Role of Sports Specialization on Overtraining, Burnout and Mental Health Considerations
THIS PRESENTATION IS A REPLAY FROM NATA 2022 IN PHILADELPHIA, OFFERING A SECOND CHANCE TO EXPERIENCE THE EVENT'S VALUABLE CONTENT AND INSIGHTS.
Early sports specialization has been associated with an increased risk of overuse injury, however, less is known regarding the psychosocial and mental health considerations of sports specialization. This presentation will review the benefits of sports participation on psychological health, the impact of early sports specialization on overtraining, burnout, and mental health, and recommendations to reduce the risk of these outcomes. Strategies to screen for overtraining and burnout will be discussed with case examples to illustrate practical considerations.
- Summarize the benefits of sports on psychological health.
- Explain the impact of early sports specialization on mental health conditions and burnout.
- Employ strategies to screen for overtraining and burnout.
- Develop sports participation pathways to mitigate overtraining and burnout.
- Defend existing athlete development models that aim to mitigate overtraining risk.

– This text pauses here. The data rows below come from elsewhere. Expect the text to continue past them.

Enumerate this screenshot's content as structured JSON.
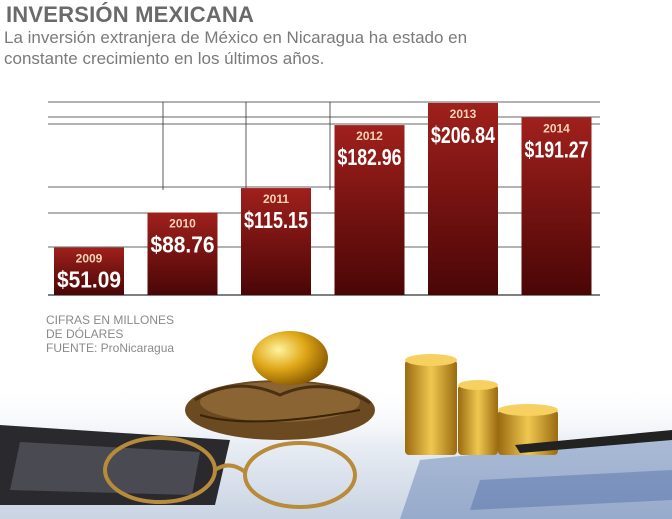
{
  "header": {
    "title": "INVERSIÓN MEXICANA",
    "subtitle": "La inversión extranjera de México en Nicaragua ha estado en constante crecimiento en los últimos años."
  },
  "notes": {
    "units": "CIFRAS EN MILLONES",
    "units_cont": "DE DÓLARES",
    "source": "FUENTE: ProNicaragua"
  },
  "colors": {
    "bar_top": "#a0201c",
    "bar_bottom": "#4a0606",
    "grid": "#333333",
    "text_gray": "#6a6a6a"
  },
  "chart_data": {
    "type": "bar",
    "title": "INVERSIÓN MEXICANA",
    "categories": [
      "2009",
      "2010",
      "2011",
      "2012",
      "2013",
      "2014"
    ],
    "values": [
      51.09,
      88.76,
      115.15,
      182.96,
      206.84,
      191.27
    ],
    "value_labels": [
      "$51.09",
      "$88.76",
      "$115.15",
      "$182.96",
      "$206.84",
      "$191.27"
    ],
    "xlabel": "",
    "ylabel": "",
    "ylim": [
      0,
      210
    ],
    "grid": true,
    "legend": "none"
  }
}
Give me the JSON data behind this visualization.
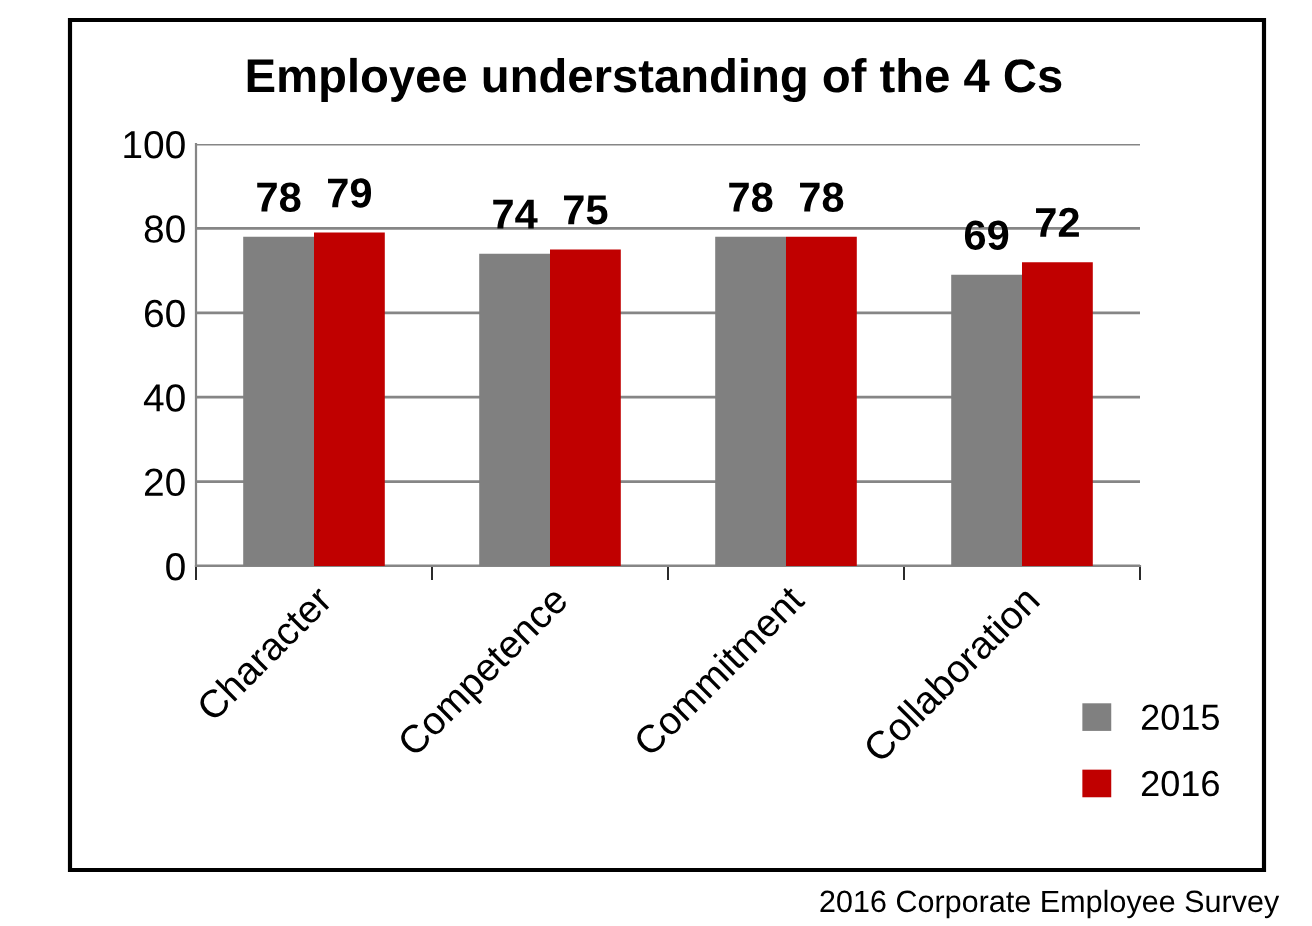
{
  "chart_data": {
    "type": "bar",
    "title": "Employee understanding of the 4 Cs",
    "categories": [
      "Character",
      "Competence",
      "Commitment",
      "Collaboration"
    ],
    "series": [
      {
        "name": "2015",
        "color": "#808080",
        "values": [
          78,
          74,
          78,
          69
        ]
      },
      {
        "name": "2016",
        "color": "#c00000",
        "values": [
          79,
          75,
          78,
          72
        ]
      }
    ],
    "ylim": [
      0,
      100
    ],
    "yticks": [
      0,
      20,
      40,
      60,
      80,
      100
    ],
    "grid": "y",
    "data_labels": true,
    "legend": "bottom right",
    "annotations": [
      "2016 Corporate Employee Survey"
    ]
  }
}
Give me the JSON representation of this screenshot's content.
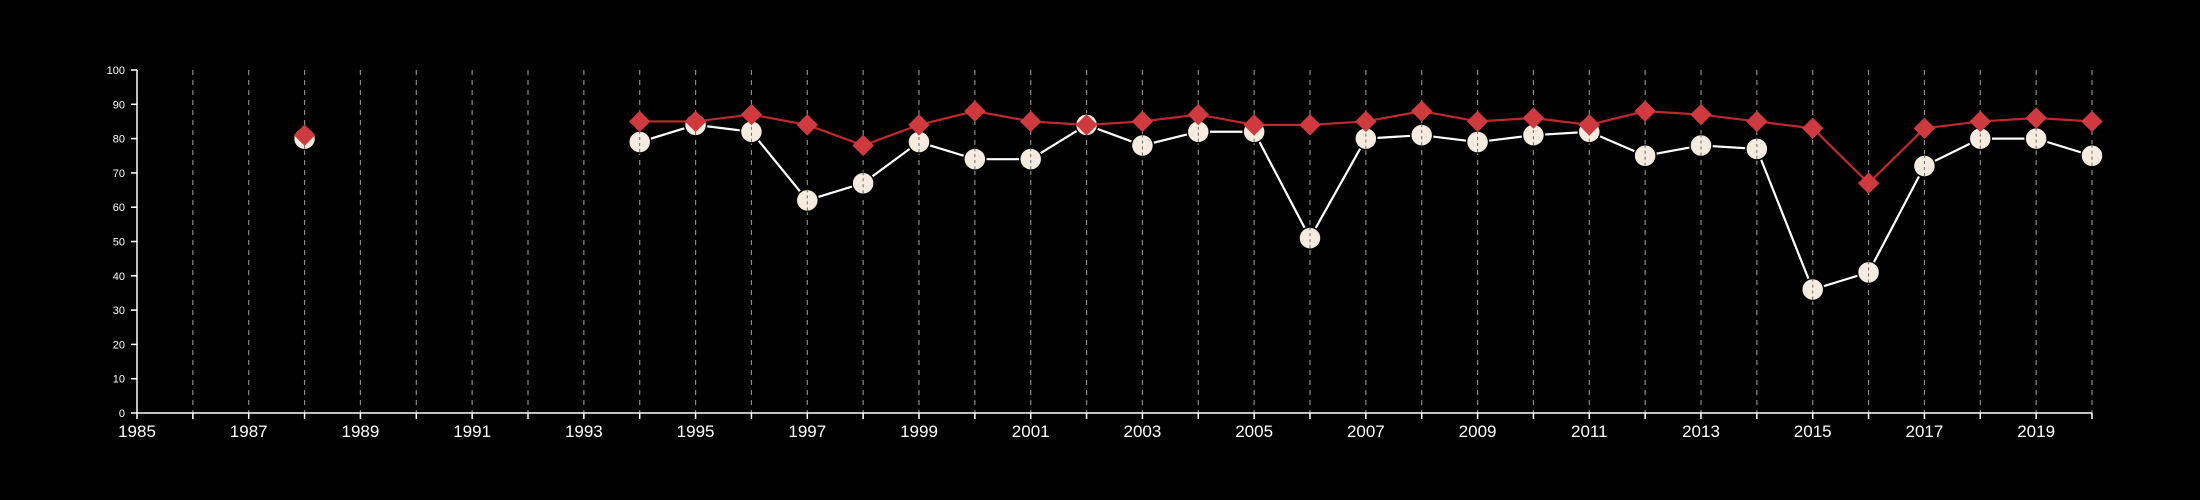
{
  "chart_data": {
    "type": "line",
    "title": "",
    "xlabel": "",
    "ylabel": "",
    "xlim": [
      1985,
      2020
    ],
    "ylim": [
      0,
      100
    ],
    "x_ticks": [
      "1985",
      "1987",
      "1989",
      "1991",
      "1993",
      "1995",
      "1997",
      "1999",
      "2001",
      "2003",
      "2005",
      "2007",
      "2009",
      "2011",
      "2013",
      "2015",
      "2017",
      "2019"
    ],
    "y_ticks": [
      "0",
      "10",
      "20",
      "30",
      "40",
      "50",
      "60",
      "70",
      "80",
      "90",
      "100"
    ],
    "grid": "vertical dashed lines at each year",
    "legend": "none",
    "series": [
      {
        "marker": "circle",
        "color": "#f5ecdf",
        "line_color": "#ffffff",
        "x": [
          1988,
          1994,
          1995,
          1996,
          1997,
          1998,
          1999,
          2000,
          2001,
          2002,
          2003,
          2004,
          2005,
          2006,
          2007,
          2008,
          2009,
          2010,
          2011,
          2012,
          2013,
          2014,
          2015,
          2016,
          2017,
          2018,
          2019,
          2020
        ],
        "y": [
          80,
          79,
          84,
          82,
          62,
          67,
          79,
          74,
          74,
          84,
          78,
          82,
          82,
          51,
          80,
          81,
          79,
          81,
          82,
          75,
          78,
          77,
          36,
          41,
          72,
          80,
          80,
          75
        ]
      },
      {
        "marker": "diamond",
        "color": "#d03a3e",
        "line_color": "#c0282e",
        "x": [
          1988,
          1994,
          1995,
          1996,
          1997,
          1998,
          1999,
          2000,
          2001,
          2002,
          2003,
          2004,
          2005,
          2006,
          2007,
          2008,
          2009,
          2010,
          2011,
          2012,
          2013,
          2014,
          2015,
          2016,
          2017,
          2018,
          2019,
          2020
        ],
        "y": [
          81,
          85,
          85,
          87,
          84,
          78,
          84,
          88,
          85,
          84,
          85,
          87,
          84,
          84,
          85,
          88,
          85,
          86,
          84,
          88,
          87,
          85,
          83,
          67,
          83,
          85,
          86,
          85
        ]
      }
    ]
  }
}
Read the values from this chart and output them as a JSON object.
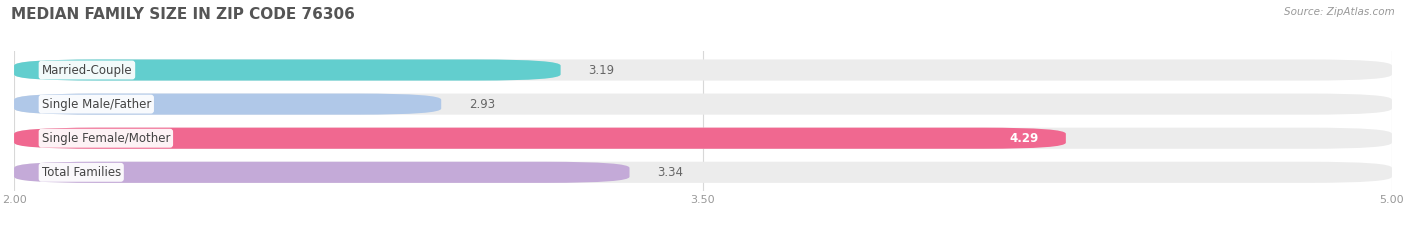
{
  "title": "MEDIAN FAMILY SIZE IN ZIP CODE 76306",
  "source": "Source: ZipAtlas.com",
  "categories": [
    "Married-Couple",
    "Single Male/Father",
    "Single Female/Mother",
    "Total Families"
  ],
  "values": [
    3.19,
    2.93,
    4.29,
    3.34
  ],
  "colors": [
    "#62cece",
    "#b0c8e8",
    "#f06890",
    "#c4aad8"
  ],
  "xlim": [
    2.0,
    5.0
  ],
  "xticks": [
    2.0,
    3.5,
    5.0
  ],
  "bar_height": 0.62,
  "background_color": "#ffffff",
  "bar_bg_color": "#ececec",
  "label_fontsize": 8.5,
  "value_fontsize": 8.5,
  "title_fontsize": 11,
  "value_inside_idx": 2
}
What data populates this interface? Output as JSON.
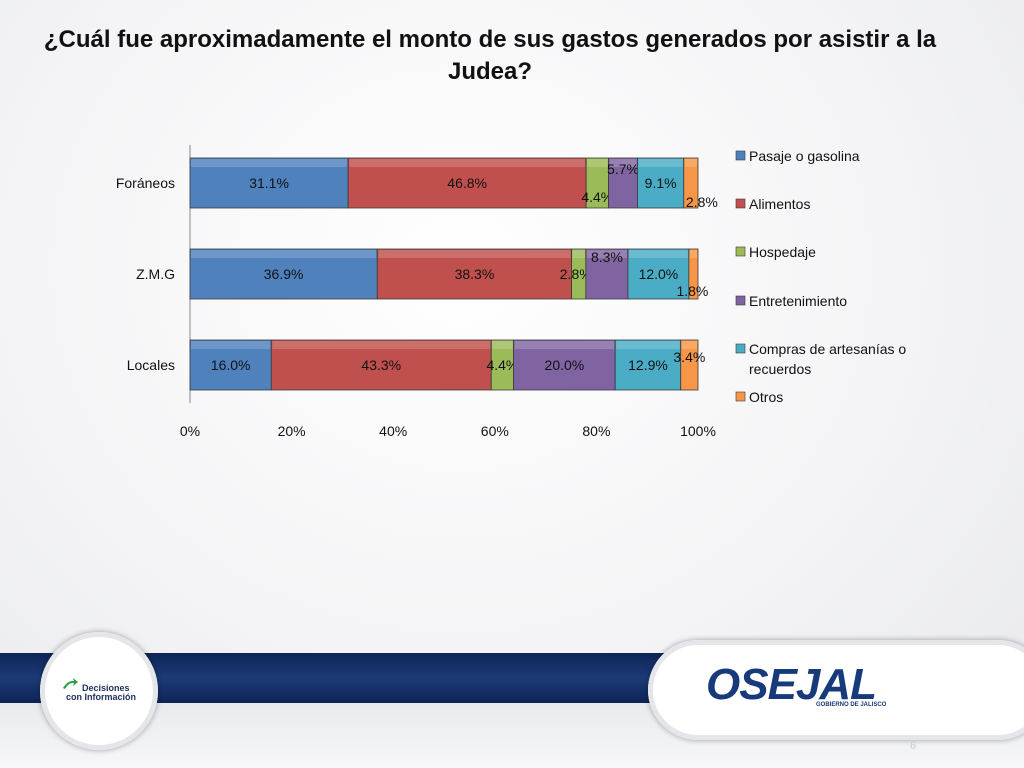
{
  "title": {
    "line1": "¿Cuál fue aproximadamente el monto de sus gastos generados por asistir a la",
    "line2": "Judea?"
  },
  "chart_data": {
    "type": "bar",
    "orientation": "horizontal",
    "stacked": "percent",
    "categories": [
      "Foráneos",
      "Z.M.G",
      "Locales"
    ],
    "series": [
      {
        "name": "Pasaje o gasolina",
        "color": "#4f81bd",
        "values": [
          31.1,
          36.9,
          16.0
        ],
        "labels": [
          "31.1%",
          "36.9%",
          "16.0%"
        ]
      },
      {
        "name": "Alimentos",
        "color": "#c0504d",
        "values": [
          46.8,
          38.3,
          43.3
        ],
        "labels": [
          "46.8%",
          "38.3%",
          "43.3%"
        ]
      },
      {
        "name": "Hospedaje",
        "color": "#9bbb59",
        "values": [
          4.4,
          2.8,
          4.4
        ],
        "labels": [
          "4.4%",
          "2.8%",
          "4.4%"
        ]
      },
      {
        "name": "Entretenimiento",
        "color": "#8064a2",
        "values": [
          5.7,
          8.3,
          20.0
        ],
        "labels": [
          "5.7%",
          "8.3%",
          "20.0%"
        ]
      },
      {
        "name": "Compras de artesanías o recuerdos",
        "color": "#4bacc6",
        "values": [
          9.1,
          12.0,
          12.9
        ],
        "labels": [
          "9.1%",
          "12.0%",
          "12.9%"
        ]
      },
      {
        "name": "Otros",
        "color": "#f79646",
        "values": [
          2.8,
          1.8,
          3.4
        ],
        "labels": [
          "2.8%",
          "1.8%",
          "3.4%"
        ]
      }
    ],
    "x_ticks": [
      "0%",
      "20%",
      "40%",
      "60%",
      "80%",
      "100%"
    ],
    "xlim": [
      0,
      100
    ],
    "legend_position": "right",
    "legend_lines": [
      [
        "Pasaje o gasolina"
      ],
      [
        "Alimentos"
      ],
      [
        "Hospedaje"
      ],
      [
        "Entretenimiento"
      ],
      [
        "Compras de artesanías o",
        "recuerdos"
      ],
      [
        "Otros"
      ]
    ],
    "grid": false
  },
  "footer": {
    "left_logo_line1": "Decisiones",
    "left_logo_line2": "con Información",
    "right_logo": "OSEJAL",
    "right_logo_sub": "GOBIERNO DE JALISCO",
    "page_number": "6"
  }
}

Domain 1: Risk Reduction Wellness and Health Literacy
Domain 5: Health Care Administration and Professional Responsibility
1.0 Category A
Keywords: adolescent, overuse, athlete development model, mental health, sports specialization,
Tamara Valovich McLeod, PhD, ATC, FNATA
Dr. Tamara Valovich McLeod is the Chair of the Department of Athletic Training, Professor of Athletic Training, Research Professor in the School of Osteopathic Medicine in Arizona, and the John P. Wood, D.O., Endowed Chair for Sports Medicine at A.T. Still University in Mesa, Arizona. Dr. McLeod completed her doctor of philosophy degree in education with an emphasis in sports medicine from the University of Virginia. She was the founding director of the Athletic Training Practice-Based Research Network and her research has focused on the pediatric athlete with respect to sport-related concussion. Dr. McLeod was a contributing author for the NATA Position Statement on the Management of Sport-Related Concussion, the lead author on the NATA Position Statement on the Prevention of Pediatric Overuse Injuries, and a consultant and contributing author on the Appropriate Medical Coverage for Secondary School-Aged Athletes and the 2019 Appropriate Medical Care Standards. Dr. McLeod serves on numerous editorial boards, and publishes frequently in the athletic training and sports medicine journals and is a fellow of the NATA, the National Academy of Kinesiology, and the National Academies of Practice-Athletic Training.